Als sie mit ihren Geschwistern zu Kala gebracht worden war, war Rapo ein heranwachsender junger Mann gewesen. Schaudernd erinnerte Aviva sich an das lähmende Gefühl, das sie in Rapos Nähe empfunden hatte – so als wäre die Angst, die sie spürte, bis in ihre Knochen gedrungen. Überglücklich war sie, als er nach zwei Jahren unter dem gleichen Dach auszog. Er sollte zum Jägermeister, der für ihn wie ein Ziehvater war, in die Hütte ziehen, um von ihm zu lernen. Zehn Jahre waren seitdem vergangen.

Da hörte sie wieder das Knurren. Und anschließend das Blöken. Sie vernahm nun deutlich, das beides von hinter den Pfählen zu ihr drang. Alle Gedanken an die Vergangenheit waren im Nu verschwunden. Neben dem Tor erkannte sie den Schattenriss des Wächters; er saß auf einem Baumstumpf, den Kopf an die Palisadenwand angelehnt und schnarchte. So schnell und leise sie konnte, lief Aviva an Rapos Hütte vorbei. Behutsam öffnete sie das große Tor und schlich hinaus.

Vor ihr lag nun der dunkle Wald. Sie kannte ihn gut, auch die Gefahren, die darin im Verborgenen lagen. Wie oft war sie schon in den Wald gelaufen, um sich vor Rapo zu verstecken. Einen Moment lang zögerte Aviva, doch sie wusste, dass sie unter einem Schutz stand. Einem besonderen Schutz, von dem niemand etwas wusste, nur sie allein. Und in ihrem Herzen erklang leise die liebevolle Stimme, die nur sie hören konnte: „Hab keine Angst, ich bin bei dir, Aviva!“

Aviva schob die Erinnerungen energisch beiseite und konzentrierte sich auf ihr Herz. Sie stand nun zwischen den ersten Bäumen des Waldes. Ihre Augen versuchten im Dunkel etwas zu erkennen.

Da! Um die 50 Schritte vor ihr vernahm sie einen Schatten, der sich bewegte. Schnell huschte sie hinter einen Baum, um nicht gesehen zu werden. Vorsichtig spähte sie hinter dem Stamm hervor. Was sie dann erblickte, hatte sie noch nie zuvor gesehen.
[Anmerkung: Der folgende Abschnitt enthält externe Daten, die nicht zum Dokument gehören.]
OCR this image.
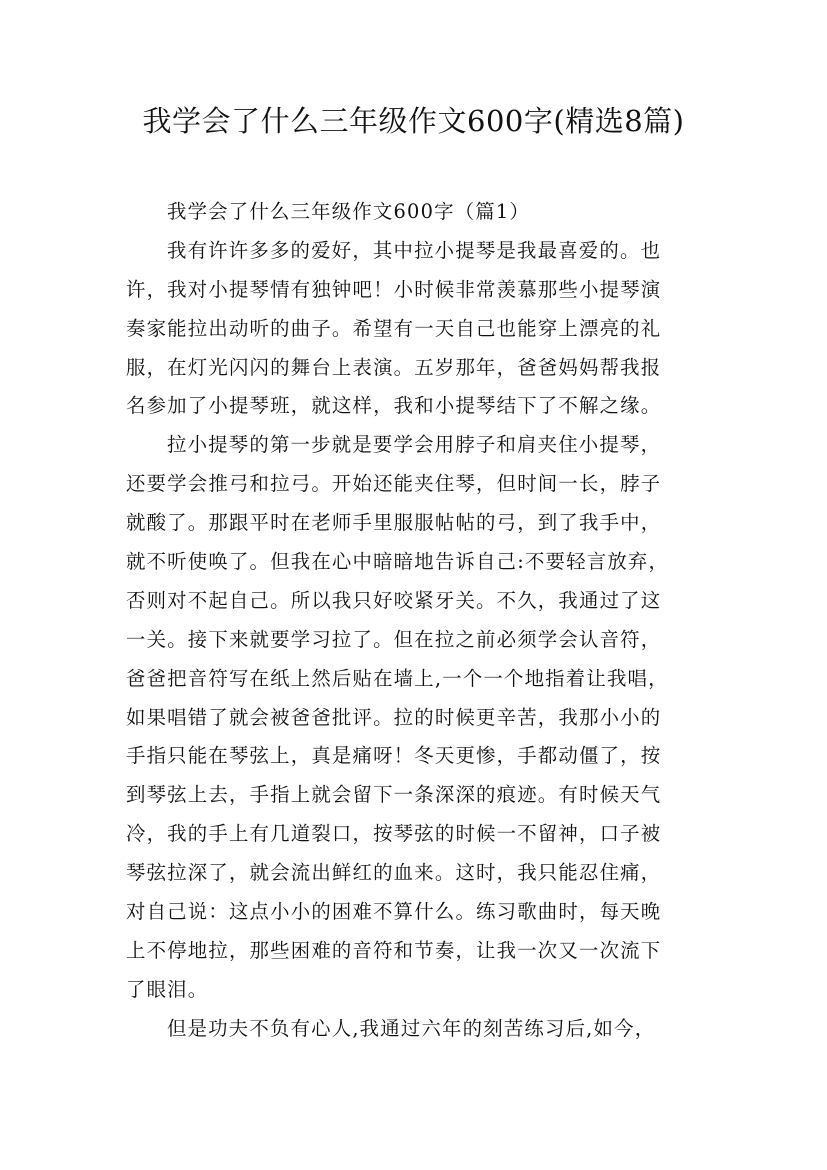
我学会了什么三年级作文600字(精选8篇)
我学会了什么三年级作文600字（篇1）
我有许许多多的爱好，其中拉小提琴是我最喜爱的。也
许，我对小提琴情有独钟吧！小时候非常羡慕那些小提琴演
奏家能拉出动听的曲子。希望有一天自己也能穿上漂亮的礼
服，在灯光闪闪的舞台上表演。五岁那年，爸爸妈妈帮我报
名参加了小提琴班，就这样，我和小提琴结下了不解之缘。
拉小提琴的第一步就是要学会用脖子和肩夹住小提琴，
还要学会推弓和拉弓。开始还能夹住琴，但时间一长，脖子
就酸了。那跟平时在老师手里服服帖帖的弓，到了我手中，
就不听使唤了。但我在心中暗暗地告诉自己:不要轻言放弃，
否则对不起自己。所以我只好咬紧牙关。不久，我通过了这
一关。接下来就要学习拉了。但在拉之前必须学会认音符，
爸爸把音符写在纸上然后贴在墙上,一个一个地指着让我唱，
如果唱错了就会被爸爸批评。拉的时候更辛苦，我那小小的
手指只能在琴弦上，真是痛呀！冬天更惨，手都动僵了，按
到琴弦上去，手指上就会留下一条深深的痕迹。有时候天气
冷，我的手上有几道裂口，按琴弦的时候一不留神，口子被
琴弦拉深了，就会流出鲜红的血来。这时，我只能忍住痛，
对自己说：这点小小的困难不算什么。练习歌曲时，每天晚
上不停地拉，那些困难的音符和节奏，让我一次又一次流下
了眼泪。
但是功夫不负有心人,我通过六年的刻苦练习后,如今，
Etwas Schwarzes auf vier Beinen schlich auf den Baum zu. Es hatte einen langen Schwanz und bewegte sich wie eine Katze. Nur war dieses Ding um einiges größer und kräftiger.
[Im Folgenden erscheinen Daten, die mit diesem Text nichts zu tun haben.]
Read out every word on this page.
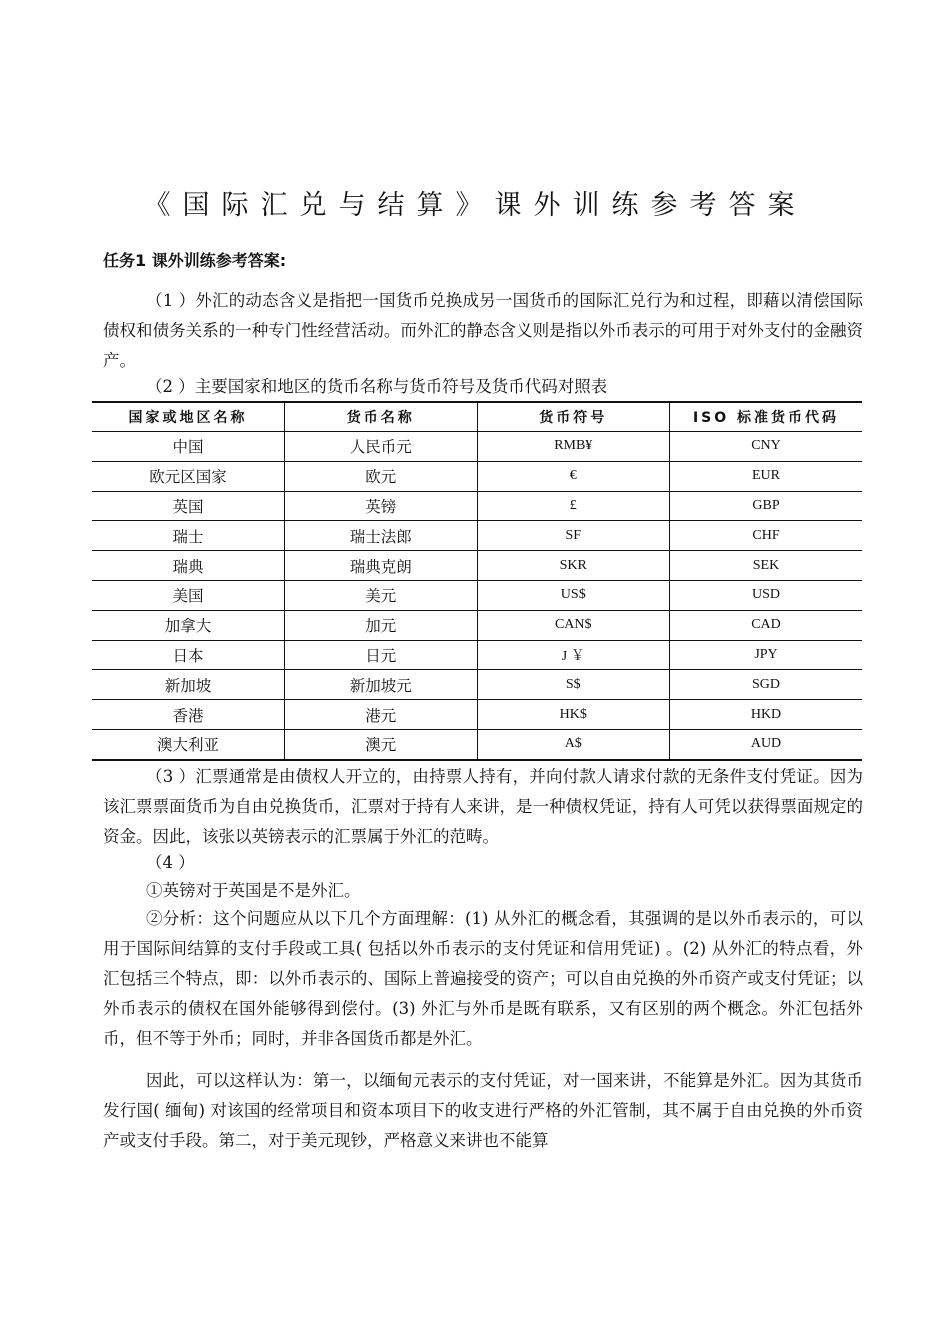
《国际汇兑与结算》课外训练参考答案
任务1 课外训练参考答案:

（1 ）外汇的动态含义是指把一国货币兑换成另一国货币的国际汇兑行为和过程，即藉以清偿国际债权和债务关系的一种专门性经营活动。而外汇的静态含义则是指以外币表示的可用于对外支付的金融资产。

（2 ）主要国家和地区的货币名称与货币符号及货币代码对照表
国家或地区名称	货币名称	货币符号	ISO 标准货币代码
中国	人民币元	RMB¥	CNY
欧元区国家	欧元	€	EUR
英国	英镑	£	GBP
瑞士	瑞士法郎	SF	CHF
瑞典	瑞典克朗	SKR	SEK
美国	美元	US$	USD
加拿大	加元	CAN$	CAD
日本	日元	J ￥	JPY
新加坡	新加坡元	S$	SGD
香港	港元	HK$	HKD
澳大利亚	澳元	A$	AUD

（3 ）汇票通常是由债权人开立的，由持票人持有，并向付款人请求付款的无条件支付凭证。因为该汇票票面货币为自由兑换货币，汇票对于持有人来讲，是一种债权凭证，持有人可凭以获得票面规定的资金。因此，该张以英镑表示的汇票属于外汇的范畴。

（4 ）

①英镑对于英国是不是外汇。

②分析：这个问题应从以下几个方面理解：(1) 从外汇的概念看，其强调的是以外币表示的，可以用于国际间结算的支付手段或工具( 包括以外币表示的支付凭证和信用凭证) 。(2) 从外汇的特点看，外汇包括三个特点，即：以外币表示的、国际上普遍接受的资产；可以自由兑换的外币资产或支付凭证；以外币表示的债权在国外能够得到偿付。(3) 外汇与外币是既有联系，又有区别的两个概念。外汇包括外币，但不等于外币；同时，并非各国货币都是外汇。

因此，可以这样认为：第一，以缅甸元表示的支付凭证，对一国来讲，不能算是外汇。因为其货币发行国( 缅甸) 对该国的经常项目和资本项目下的收支进行严格的外汇管制，其不属于自由兑换的外币资产或支付手段。第二，对于美元现钞，严格意义来讲也不能算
Aviva hatte noch nie von einem solchen Tier gehört, geschweige denn eines gesehen. Irgendwie verhielt es sich eigenartig. Es knurrte, hielt inne und schlug mit der rechten Vordertatze nach etwas. Wieder konnte man es blöken hören, es kam genau aus der Richtung, wo das Tier mit seinen scharfen Krallen hingeschlagen hatte.
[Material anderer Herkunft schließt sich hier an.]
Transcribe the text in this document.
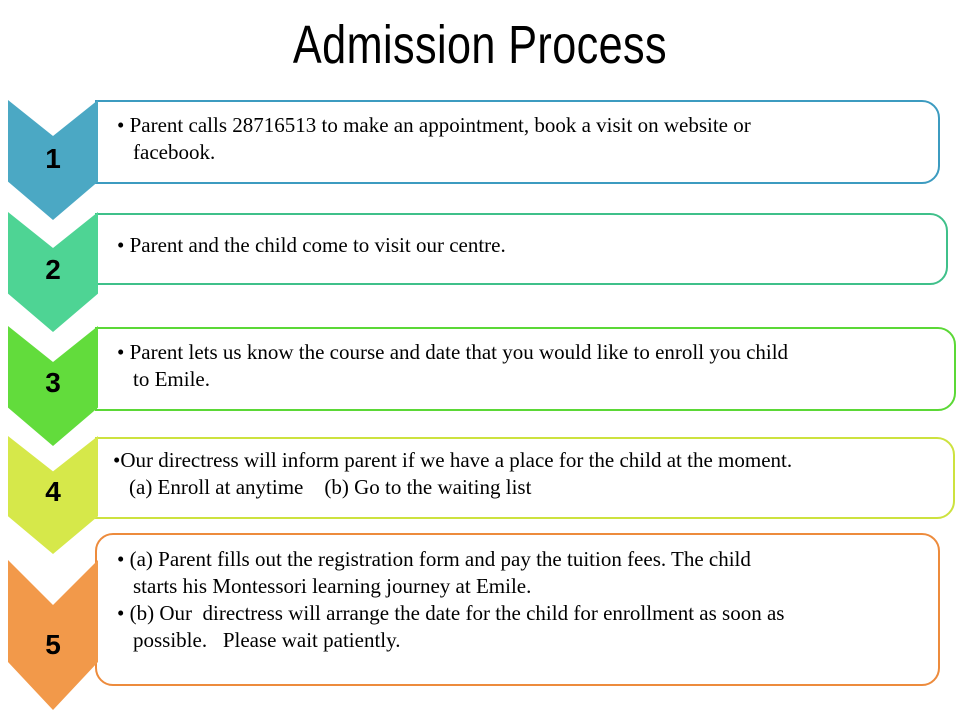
Admission Process
• Parent calls 28716513 to make an appointment, book a visit on website or
facebook.
1
• Parent and the child come to visit our centre.
2
• Parent lets us know the course and date that you would like to enroll you child
to Emile.
3
•Our directress will inform parent if we have a place for the child at the moment.
(a) Enroll at anytime    (b) Go to the waiting list
4
• (a) Parent fills out the registration form and pay the tuition fees. The child
starts his Montessori learning journey at Emile.
• (b) Our  directress will arrange the date for the child for enrollment as soon as
possible.   Please wait patiently.
5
Aviva stockte der Atem. Leise und vorsichtig duckte sie sich hinter die Bäume und schlich sich näher an das Tier heran. Dann sah sie es. Ein Lamm lag am Boden vor ihm, es zitterte. Avivas Herz raste. Was soll ich tun?

Die Riesenkatze musste etwas gewittert haben, denn sie schaute genau in ihre Richtung. Aviva war klar, dass dieses katzenartige Biest im Dunkeln besser sehen konnte als sie. Sie befahl sich, ruhig zu bleiben und nicht von der Stelle zu weichen. Deutlich spürte sie den bohrenden Blick des Raubtieres, und trotz der Entfernung erschien es ihr ganz nah. Dann wandte das Tier sich wieder dem verletzten Lamm zu. Vorsichtig nahm es das Lamm zwischen seine messerscharfen Zähne.

Da tauchte auf einmal der Mond hinter dem Waldrücken hervor und erhellte die Lichtung. Aviva konnte den schmerzerfüllten Ausdruck auf dem Gesicht des kleinen Lammes sehen. Seine Augen waren vor Todesangst weit aufgerissen. Das Raubtier schaute zu den Bäumen auf. Aviva verstand sofort. Das Tier wollte seine Beute auf den Baum hinauf in Sicherheit bringen. Genau das durfte nicht passieren! Was sollte sie nur tun? Aviva war am ganzen Körper bis aufs Äußerste angespannt.

Wieder blickte die Raubkatze in ihre Richtung und sah ihr direkt in die Augen. Dann öffnete sie plötzlich ihren Rachen. Aviva hatte mit allem gerechnet, nur nicht mit dem, was sie jetzt sah. Das Raubtier ließ das Lamm fallen und gab ein drohendes Knurren von sich. Dann machte es einen Schritt mit der rechten Vordertatze in ihre Richtung. Als es aber die linke nachzog, schwankte es ein wenig zur linken Seite. Es schien diese Tatze nicht richtig absetzen zu können.

Es ist verletzt!, schoss es Aviva durch den Kopf. Was soll ich nur machen? Einen kurzen Moment lang beschlich sie erneut die Angst. Doch sie wusste, jetzt war nicht der Zeitpunkt zum Zweifeln. Sie horchte in sich, in ihr Herz. All ihre wilden Gedanken schob sie beiseite. Sie musste sich richtig durch sie durchkämpfen, und das erforderte Kraft. Dann aber vernahm sie die Stimme, die wieder zu ihr sprach: „Sei mutig, sei entschlossen!“

Aviva spürte, wie sich ihre Muskeln wieder entspannten und sie wieder Mut und Kraft durchströmten. In Momenten wie diesem konnte Aviva alles vergessen, auch die Gefahr. Sie barg sich in der Zuflucht, die ihr die Stimme bot.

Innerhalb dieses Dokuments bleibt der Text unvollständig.